There may be many more species of coral than we ever imagined—according to researchers from Boston University, The University of Rhode Island (URI), and Woods Hole Oceanographic Institute (WHOI)—and they may change our approach to coral reef conservation and restoration efforts around the globe.
Assistant Professor of Biology Sarah W. Davies, along with postdocs Carsten G. B. Grupstra and Hannah E. Aichelman (GRS`23), James Fifer (GRS`23), and a team of researchers from URI and WHOI say they have found evidence of at least 24 examples around the world where coral with similar appearances live on the same reef, but have different DNA.
Importantly, they say, some of the coral with “cryptic lineages”—structurally similar but genetically distinct—may be able to withstand higher water temperatures—and thus have better survival rates in warming waters. That has important implications as scientists work to conserve and restore coral reefs in light of climate change.
“This changes the game. It changes the way that we think about our systems. It changes the way we think about coral adaptation and conservation,” said Davies, who has studied cryptic coral in the Caribbean and in the waters off Palau, an island country in the western Pacific. ‘It puts a pause on what we actually do know and opens up a Pandora’s box.’
The researchers published their findings in a February 13 perspective in Nature Ecology & Evolution entitled, “Integrating cryptic diversity into coral evolution, symbiosis and conservation.”
Corals are animals that have algae and communities of bacteria living within their cells. Tropical corals depend on the photosynthesis performed by algae for their nutrients. When temperatures get too high, photosynthesis is interrupted. The corals may then expel the algae or the algae die, and the corals lose their main means of obtaining nutrients. This loss of algae and nutrients causes the corals to turn white—known as bleaching—and the coral may start to die.
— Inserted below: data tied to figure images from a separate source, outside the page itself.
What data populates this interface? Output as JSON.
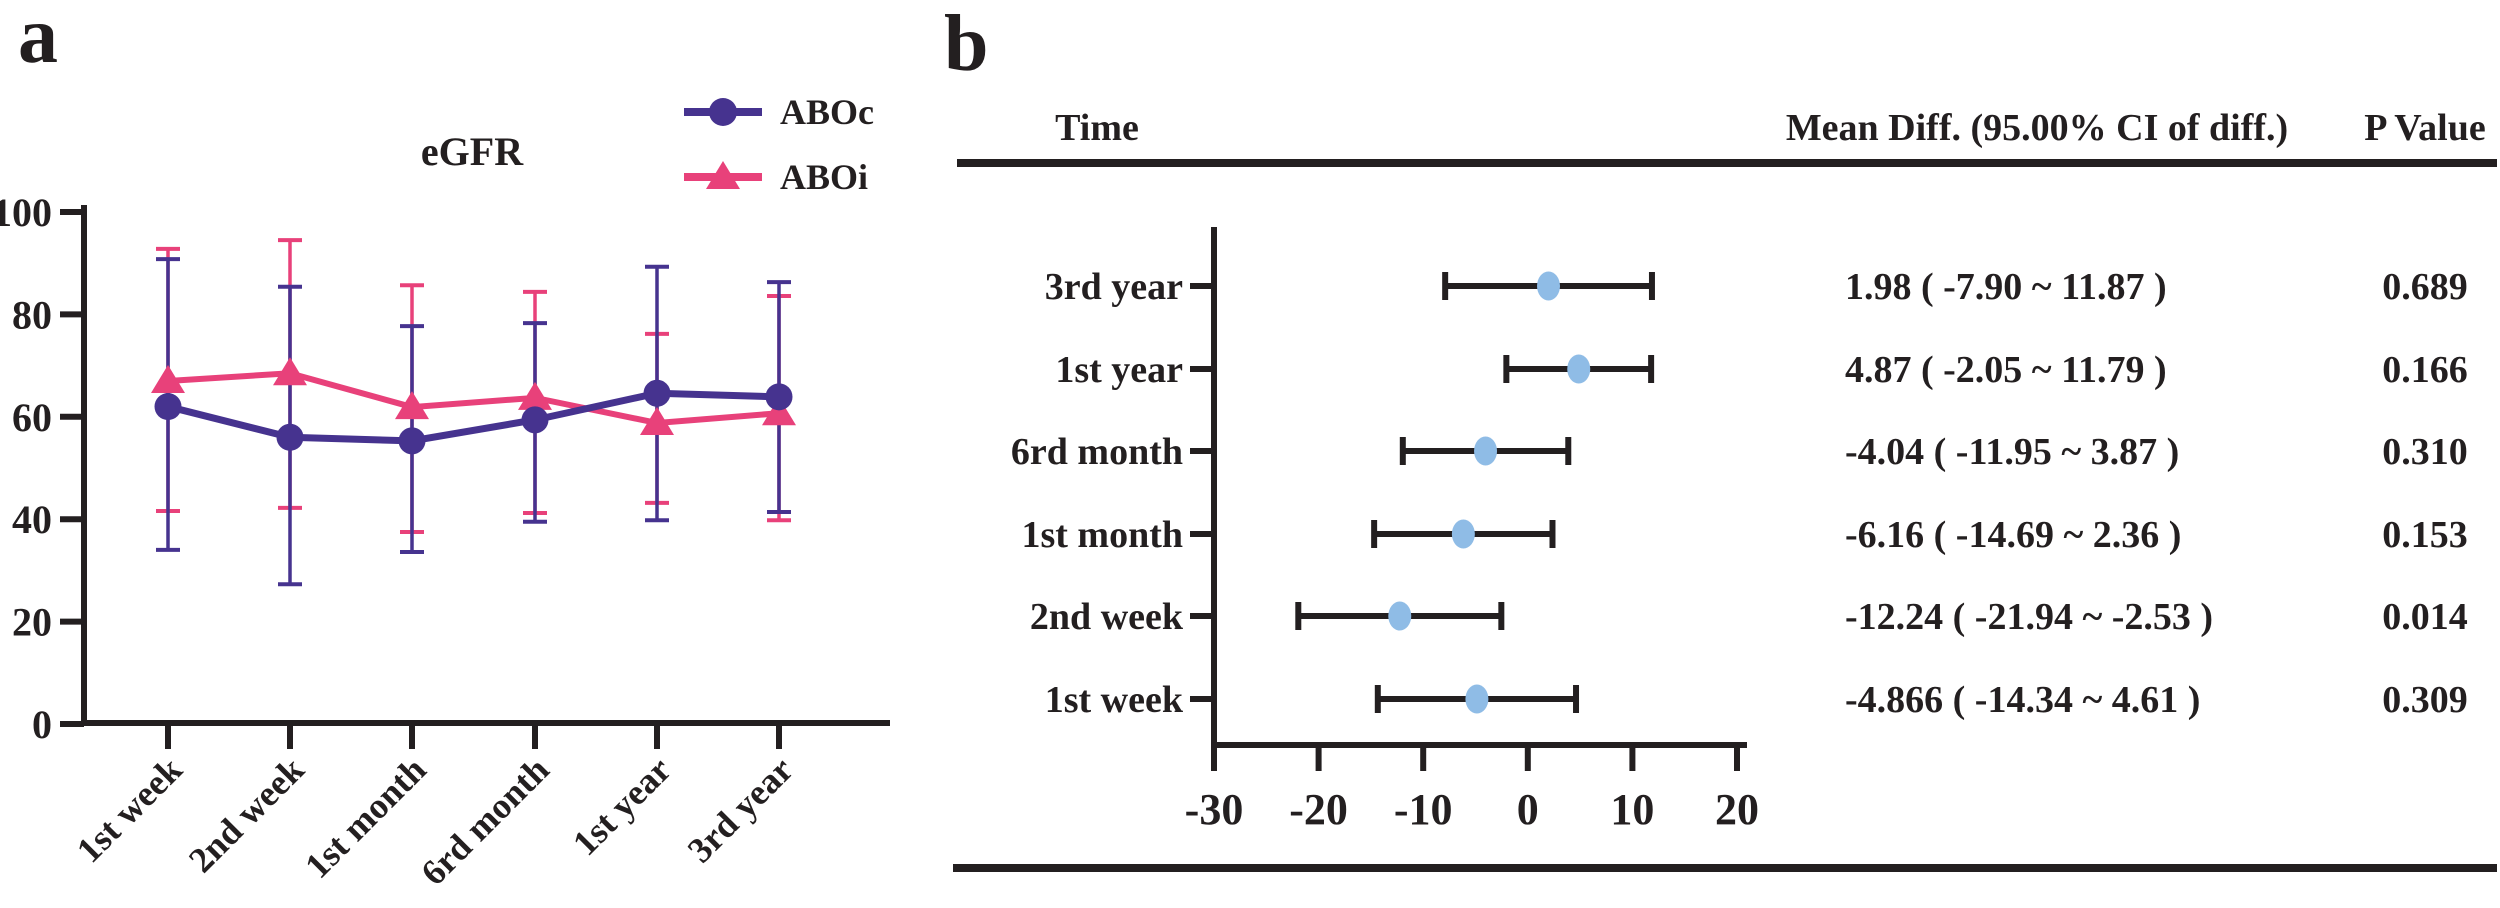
{
  "figure": {
    "panel_a_label": "a",
    "panel_b_label": "b"
  },
  "colors": {
    "aboc_purple": "#46338f",
    "aboi_pink": "#e8417a",
    "forest_dot_blue": "#8fbce6",
    "ink_black": "#231f20"
  },
  "chart_data": [
    {
      "id": "egfr_line_chart",
      "type": "line",
      "title": "eGFR",
      "categories": [
        "1st week",
        "2nd week",
        "1st month",
        "6rd month",
        "1st year",
        "3rd year"
      ],
      "ylim": [
        0,
        100
      ],
      "yticks": [
        0,
        20,
        40,
        60,
        80,
        100
      ],
      "legend_position": "top-right",
      "grid": false,
      "series": [
        {
          "name": "ABOi",
          "marker": "triangle",
          "color_key": "aboi_pink",
          "values": [
            67,
            68.5,
            61.9,
            63.7,
            58.8,
            60.7
          ],
          "upper": [
            92.8,
            94.5,
            85.7,
            84.4,
            76.2,
            83.6
          ],
          "lower": [
            41.6,
            42.2,
            37.5,
            41.2,
            43.2,
            39.8
          ]
        },
        {
          "name": "ABOc",
          "marker": "circle",
          "color_key": "aboc_purple",
          "values": [
            62,
            56,
            55.3,
            59.4,
            64.6,
            63.9
          ],
          "upper": [
            90.8,
            85.4,
            77.7,
            78.3,
            89.3,
            86.3
          ],
          "lower": [
            34,
            27.3,
            33.6,
            39.5,
            39.8,
            41.4
          ]
        }
      ]
    },
    {
      "id": "forest_plot",
      "type": "scatter",
      "columns": {
        "time": "Time",
        "mean_diff": "Mean Diff. (95.00% CI of diff.)",
        "p_value": "P Value"
      },
      "xlim": [
        -30,
        20
      ],
      "xticks": [
        -30,
        -20,
        -10,
        0,
        10,
        20
      ],
      "rows": [
        {
          "time": "3rd year",
          "mean": 1.98,
          "ci_low": -7.9,
          "ci_high": 11.87,
          "label": "1.98 ( -7.90 ~ 11.87 )",
          "p": "0.689"
        },
        {
          "time": "1st year",
          "mean": 4.87,
          "ci_low": -2.05,
          "ci_high": 11.79,
          "label": "4.87 ( -2.05 ~ 11.79 )",
          "p": "0.166"
        },
        {
          "time": "6rd month",
          "mean": -4.04,
          "ci_low": -11.95,
          "ci_high": 3.87,
          "label": "-4.04 ( -11.95 ~ 3.87 )",
          "p": "0.310"
        },
        {
          "time": "1st month",
          "mean": -6.16,
          "ci_low": -14.69,
          "ci_high": 2.36,
          "label": "-6.16 ( -14.69 ~ 2.36 )",
          "p": "0.153"
        },
        {
          "time": "2nd week",
          "mean": -12.24,
          "ci_low": -21.94,
          "ci_high": -2.53,
          "label": "-12.24 ( -21.94 ~ -2.53 )",
          "p": "0.014"
        },
        {
          "time": "1st week",
          "mean": -4.866,
          "ci_low": -14.34,
          "ci_high": 4.61,
          "label": "-4.866 ( -14.34 ~ 4.61 )",
          "p": "0.309"
        }
      ]
    }
  ]
}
When scientists look at thermal tolerance in response to climate change, they examine the coral, the algae and the bacteria. Often, cryptic lineages have different types of algae and bacteria, and those algae and bacteria may respond differently to warming waters. New DNA sequencing efforts, in Davies’ lab and others, have uncovered widespread evidence of “cryptic lineages” that may have otherwise been ignored.
“We find this cryptical coral diversity on reefs all over the world, and we find when we can compare how these corals do under a climate change stressor we find that they tend to respond differently,” Aichelman said. “We think it has big implications for how we think about biodiversity on reefs and the difference that exists on reefs that could occur as a result of climate change.”
As part of efforts to stem climate change, restoration projects are underway to take coral from one area of the ocean and move it to another. With this new discovery, Davies and her colleagues worry that conservation efforts may be mistaking different types of coral as the same, due to their appearance, and thus not saving certain lineages of the species.
“It’s not that people were missing it, they were misinterpreting what the pattern means,” Davies said. “There’s a lot of genetic variation that we’re just beginning to discover. The presence of so much diversity is exciting, but at the same time we could be losing species we didn’t even know we had. That’s the scary part.”
Scientists still don’t understand why these cryptic lineages exist, or where they came from, but they know they might hold another key to combat climate change. The next step for the researchers is to find tools to better identify the cryptics in the field without DNA sequences—one that coral reef conservation and restoration workers could use as they work in the field.
“We need to do a lot more work looking at these cryptic corals,” Grupstra said. “By studying coral we can learn a lot about ourselves and our environment and other animals. They’re such fragile organisms and yet they’ve been so successful. They create fantastic ecosystems that have survived for so long. It’s built on this whole building block of these tiny animals. And we can’t ignore the diversity.”